For at its core Mishra's book is a primer--and a beautifully lucid one--of Basic Buddhism. His own "conversion" is somewhat iffy: for the most part, he's intellectually convinced by the Buddha's teaching, but he has a lot of trouble meditating; and by the end it's not clear what "right livelihood" Mishra has chosen or where his path is leading him. (In fact, it's a tribute to his unassuming charm that we gladly accompany him on a journey that has no blinding flash of satori, no stunning ahamoments, not even a multi-cultural love affair.) And he certainly has no utopian prescriptions for the planet, although he ends on a strongly positive note that stresses the Buddha's 21st century relevance:

      In a world increasingly defined by the conflict of individuals and      societies aggressively seeking their separate interests, he      revealed both individuals and societies as necessarily

interdependent. He challenged the very basis of conventional human

self-perceptions--a stable, essential identity--by demonstrating a plural unstable human self--one that suffered but also had the

potential to end its suffering. An acute psychologist, he taught a radical suspicion of desire as well as of its sublimations--the

seductive concepts of ideology and history. He offered a moral and spiritual regimen that led to nothing less than a whole new way of looking at and experiencing the world.

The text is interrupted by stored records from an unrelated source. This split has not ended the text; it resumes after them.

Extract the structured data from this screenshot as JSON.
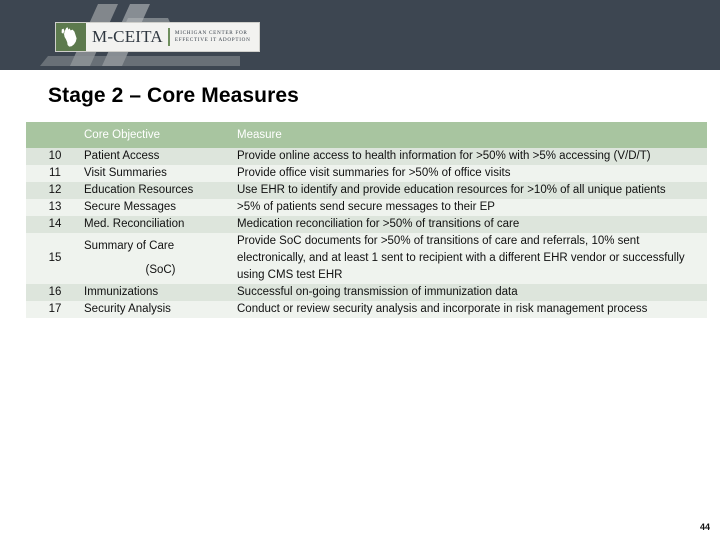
{
  "banner": {
    "background_color": "#3d4651",
    "logo": {
      "mitten_icon": "michigan-mitten-icon",
      "wordmark": "M-CEITA",
      "tagline_line1": "Michigan Center for",
      "tagline_line2": "Effective IT Adoption",
      "accent_color": "#5d7a4e"
    }
  },
  "slide": {
    "title": "Stage 2 – Core Measures",
    "page_number": "44"
  },
  "table": {
    "header_color": "#a8c5a0",
    "row_even_color": "#dde5dc",
    "row_odd_color": "#eff3ee",
    "headers": {
      "number": "",
      "objective": "Core Objective",
      "measure": "Measure"
    },
    "rows": [
      {
        "number": "10",
        "objective": "Patient Access",
        "objective_sub": "",
        "measure": "Provide online access to health information for >50% with >5% accessing (V/D/T)"
      },
      {
        "number": "11",
        "objective": "Visit Summaries",
        "objective_sub": "",
        "measure": "Provide office visit summaries for >50% of office visits"
      },
      {
        "number": "12",
        "objective": "Education Resources",
        "objective_sub": "",
        "measure": "Use EHR to identify and provide education resources for >10% of all unique patients"
      },
      {
        "number": "13",
        "objective": "Secure Messages",
        "objective_sub": "",
        "measure": ">5% of patients send secure messages to their EP"
      },
      {
        "number": "14",
        "objective": "Med. Reconciliation",
        "objective_sub": "",
        "measure": "Medication reconciliation for >50% of transitions of care"
      },
      {
        "number": "15",
        "objective": "Summary of Care",
        "objective_sub": "(SoC)",
        "measure": "Provide SoC documents for >50% of transitions of care and referrals, 10% sent electronically, and at least 1 sent to recipient with a different EHR vendor or successfully using CMS test EHR"
      },
      {
        "number": "16",
        "objective": "Immunizations",
        "objective_sub": "",
        "measure": "Successful on-going transmission of immunization data"
      },
      {
        "number": "17",
        "objective": "Security Analysis",
        "objective_sub": "",
        "measure": "Conduct or review security analysis and incorporate in risk management process"
      }
    ]
  }
}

In other words, he went beyond Baudelaire, Kierkegaard, Nietzsche, and Dostoyevsky by providing therapy for, as well as diagnosis of, the woes afflicting us. Well, actually some critics would claim that such illustrious nay-sayers do carry antidotes (and vitamins) in their little black bags; but Mishra makes a defensible case to the contrary.

Mishra is such a thoughtful and open-minded spiritual explorer (e.g., he acknowledges the Buddha's sexism--nonvirulent, but still troubling) that one feels an immediate urge to ply him with questions: for instance, given the way that Buddhism welcomes the findings of science, wouldn't the fierce intensity of the yearning for pleasure programmed into our genes over millions of years by natural selection suggest that only a tiny elite will ever achieve, or want to achieve, nirvana? (Look how long the Buddha needed to reach enlightenment.) Along the same lines, how can we take reincarnation seriously nowadays, except perhaps as a metaphor for the persistence of DNA? Isn't the mendicant life more or less unthinkable in capitalist countries with cold winters? (The Franciscans had to abandon it.) Isn't Buddhism ideologically underdeveloped when it comes to tackling complex political and social problems? And so on.